Software in the Loop Simulation
Wir unterstützen Sie bei Aufbau, Integration, Einsatz und Wartung Ihrer 'Software in the Loop' (SiL) Umgebung zur Entwicklung der Steuerungssoftware von mechatronischen Produkten.
Herausforderung
Die Funktionssoftware steuert die mechatronische Hardware (Mechanik, Hydraulik, Elektrik) Ihres Mechatroniksystems. Für die möglichst effektive Entwicklung dieser Software durch den Funktionsentwickler ist erfahrungsgemäß eine zeitlich enge Verzahnung von Funktionsentwicklung einerseits und Bewertung des Verhaltens des mechatronischen Gesamtsystems andererseits sehr hilfreich.
Idee: Software in the Loop
Der Funktionsentwickler erhält die Möglichkeit, seine Funktionssoftware jederzeit auf seinem Laptop oder PC anhand einer Simulation der mechatronischen Hardware zu erproben, z. B. mit Silver.
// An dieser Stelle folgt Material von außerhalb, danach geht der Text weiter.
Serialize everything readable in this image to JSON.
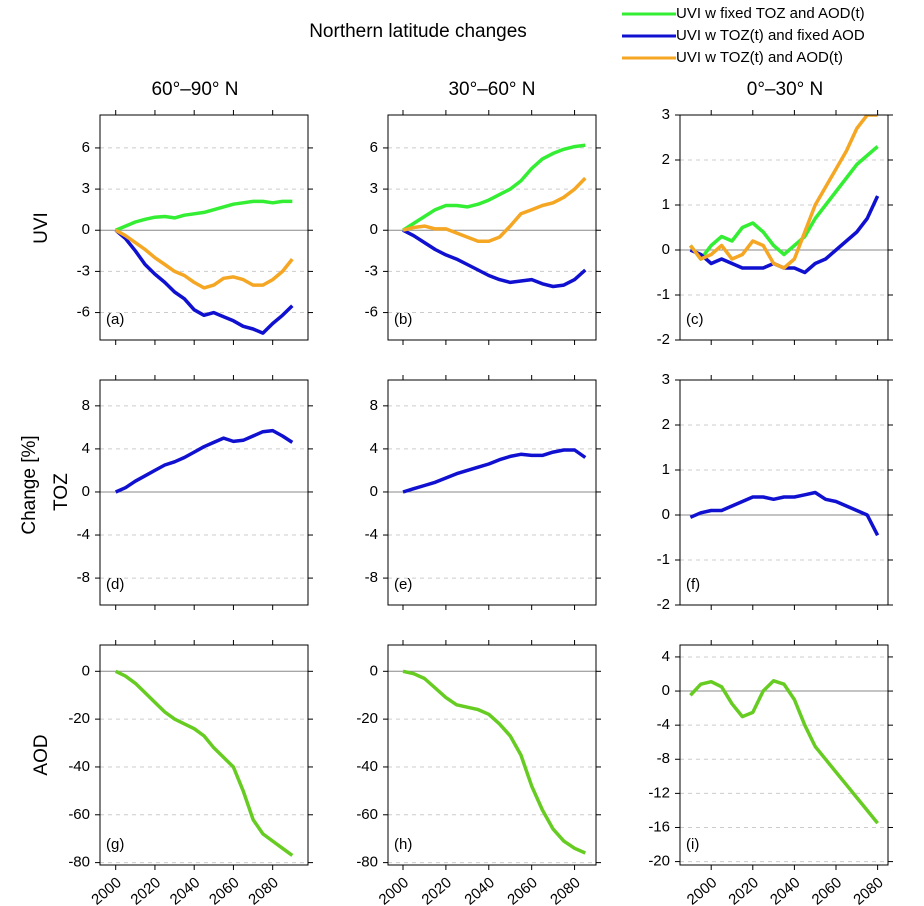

Nutzen im Entwicklungsprozess
- Frühes Erkennen von Fehlern und Schwachstellen insbesondere der Funktionssoftware
- Vorparametrieren, Applizieren, Optimieren von Parametern der Funktionssoftware. Dadurch reifere Entwurfsstände in späteren Entwicklungsphasen, z.B. am HiL, am Prüfstand, im Fahrversuch
- Mächtige Analyse und Debugging möglich: Anbindung externer Debugger möglich, z. B. Microsoft Visual Studio zur Schritt-für-Schritt Funktionsausführung. Beliebige Signale und Zustandsgrößen können im SiL einfach untersucht werden. Die Systemreaktion im Fehlerfall lässt sich oft nur im SiL kostengünstig analysieren.
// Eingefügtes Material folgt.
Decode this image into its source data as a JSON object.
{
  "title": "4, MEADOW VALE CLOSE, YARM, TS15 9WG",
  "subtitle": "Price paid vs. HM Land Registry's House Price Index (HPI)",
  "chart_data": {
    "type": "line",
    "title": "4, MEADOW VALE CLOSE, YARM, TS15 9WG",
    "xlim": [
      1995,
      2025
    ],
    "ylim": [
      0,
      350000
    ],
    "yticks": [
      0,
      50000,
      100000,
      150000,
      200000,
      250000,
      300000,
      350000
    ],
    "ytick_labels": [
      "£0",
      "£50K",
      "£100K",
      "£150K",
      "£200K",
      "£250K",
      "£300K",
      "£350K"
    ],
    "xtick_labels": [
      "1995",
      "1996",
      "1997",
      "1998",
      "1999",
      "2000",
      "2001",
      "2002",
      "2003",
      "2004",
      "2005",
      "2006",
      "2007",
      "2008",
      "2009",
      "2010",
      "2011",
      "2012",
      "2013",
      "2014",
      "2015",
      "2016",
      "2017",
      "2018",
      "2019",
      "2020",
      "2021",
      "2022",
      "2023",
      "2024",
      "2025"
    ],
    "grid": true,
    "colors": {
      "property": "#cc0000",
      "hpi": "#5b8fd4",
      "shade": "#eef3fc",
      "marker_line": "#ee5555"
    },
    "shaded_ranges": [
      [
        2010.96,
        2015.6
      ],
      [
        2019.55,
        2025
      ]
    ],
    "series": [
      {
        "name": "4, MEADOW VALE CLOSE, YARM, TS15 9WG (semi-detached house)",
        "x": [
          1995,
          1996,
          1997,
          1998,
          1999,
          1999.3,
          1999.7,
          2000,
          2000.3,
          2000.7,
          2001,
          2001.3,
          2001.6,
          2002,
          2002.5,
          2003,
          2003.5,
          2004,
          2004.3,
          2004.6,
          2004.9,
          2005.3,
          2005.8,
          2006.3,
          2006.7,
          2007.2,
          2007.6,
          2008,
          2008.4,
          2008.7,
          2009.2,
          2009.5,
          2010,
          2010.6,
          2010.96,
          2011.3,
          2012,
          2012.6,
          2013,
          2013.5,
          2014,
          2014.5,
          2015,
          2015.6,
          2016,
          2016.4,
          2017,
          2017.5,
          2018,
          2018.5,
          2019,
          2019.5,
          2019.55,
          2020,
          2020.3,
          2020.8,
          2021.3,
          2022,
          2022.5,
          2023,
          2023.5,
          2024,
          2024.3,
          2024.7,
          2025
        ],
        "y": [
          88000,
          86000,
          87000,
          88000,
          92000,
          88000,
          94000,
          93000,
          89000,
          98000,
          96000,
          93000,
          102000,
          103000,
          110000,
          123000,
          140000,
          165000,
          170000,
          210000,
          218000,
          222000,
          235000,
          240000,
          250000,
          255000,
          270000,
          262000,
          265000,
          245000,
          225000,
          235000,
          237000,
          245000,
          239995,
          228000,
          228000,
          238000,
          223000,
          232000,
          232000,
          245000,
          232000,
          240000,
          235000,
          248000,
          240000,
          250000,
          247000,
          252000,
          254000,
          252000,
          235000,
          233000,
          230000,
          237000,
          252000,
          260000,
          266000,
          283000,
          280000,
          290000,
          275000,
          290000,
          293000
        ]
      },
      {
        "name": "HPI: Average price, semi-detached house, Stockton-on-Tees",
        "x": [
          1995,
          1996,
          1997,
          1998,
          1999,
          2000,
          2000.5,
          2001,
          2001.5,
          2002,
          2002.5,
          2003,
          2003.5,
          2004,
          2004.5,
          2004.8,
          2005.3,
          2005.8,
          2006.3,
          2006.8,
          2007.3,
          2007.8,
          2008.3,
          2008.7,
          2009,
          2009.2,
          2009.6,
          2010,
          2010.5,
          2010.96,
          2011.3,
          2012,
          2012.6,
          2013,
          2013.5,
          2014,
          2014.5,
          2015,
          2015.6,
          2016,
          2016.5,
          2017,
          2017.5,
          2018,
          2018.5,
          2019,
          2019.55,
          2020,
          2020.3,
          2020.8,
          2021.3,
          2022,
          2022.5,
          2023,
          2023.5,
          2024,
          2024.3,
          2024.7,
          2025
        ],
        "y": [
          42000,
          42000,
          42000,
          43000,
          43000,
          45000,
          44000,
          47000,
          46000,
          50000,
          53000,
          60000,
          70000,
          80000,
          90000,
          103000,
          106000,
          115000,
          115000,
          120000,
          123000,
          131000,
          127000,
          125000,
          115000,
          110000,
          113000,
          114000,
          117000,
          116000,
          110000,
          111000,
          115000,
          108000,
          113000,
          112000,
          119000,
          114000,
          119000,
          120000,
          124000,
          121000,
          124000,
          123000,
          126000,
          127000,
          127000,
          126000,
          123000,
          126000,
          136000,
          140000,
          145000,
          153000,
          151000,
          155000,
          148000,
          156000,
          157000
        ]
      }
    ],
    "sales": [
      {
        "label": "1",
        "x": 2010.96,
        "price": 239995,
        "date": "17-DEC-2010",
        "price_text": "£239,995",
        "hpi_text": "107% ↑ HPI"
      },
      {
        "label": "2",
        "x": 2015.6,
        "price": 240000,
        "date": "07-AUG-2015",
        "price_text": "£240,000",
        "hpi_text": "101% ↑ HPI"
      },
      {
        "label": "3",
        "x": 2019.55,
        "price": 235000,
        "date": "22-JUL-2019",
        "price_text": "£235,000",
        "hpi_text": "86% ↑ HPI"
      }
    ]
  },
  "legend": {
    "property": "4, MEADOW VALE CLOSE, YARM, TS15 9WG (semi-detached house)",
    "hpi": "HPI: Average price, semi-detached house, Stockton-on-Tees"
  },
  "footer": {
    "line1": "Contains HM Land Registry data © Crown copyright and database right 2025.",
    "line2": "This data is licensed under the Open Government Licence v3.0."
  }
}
- Agilität: Der HiL ist typischerweise eine begrenzte und teure Resource. Außerdem ist die Prozesskette vom PC oder Laptop des Funktionsentwicklers bis in die Steuergeräte am HiL vergleichsweise lang. Dies führt in Summe zu Verzögerungen (bis zu einigen Tagen) zwischen Funktionsentwicklung und Test. In einer SiL Umgebung entfallen diese Verzögerungen praktisch vollständig.
- Keine Echtzeit-Anforderung: Im Gegensatz zu HiL-Prüfständen erfordert der Test per SiL nicht, dass die Regelstrecke in Echtzeit simuliert wird. Dadurch wird die Modellerstellung für SiL deutlich einfacher und damit billiger. Außerdem braucht man bei der Modellierung für SiL bei der Wahl der Modellierungstiefe keine Rücksicht auf Echtzeitfähigkeit zu nehmen. Die Modelle dürfen deshalb beliebig detailliert sein. Dadurch wird zum Beispiel die simulationsbasierte Auslegung, Optimierung, Applikation Ihres Mechatroniksystems, die detaillierte Simulation von Bauteilfehlern oder die simulationsbasierte Bewertung der Funktionsqualität mit ein und demselben Modell möglich.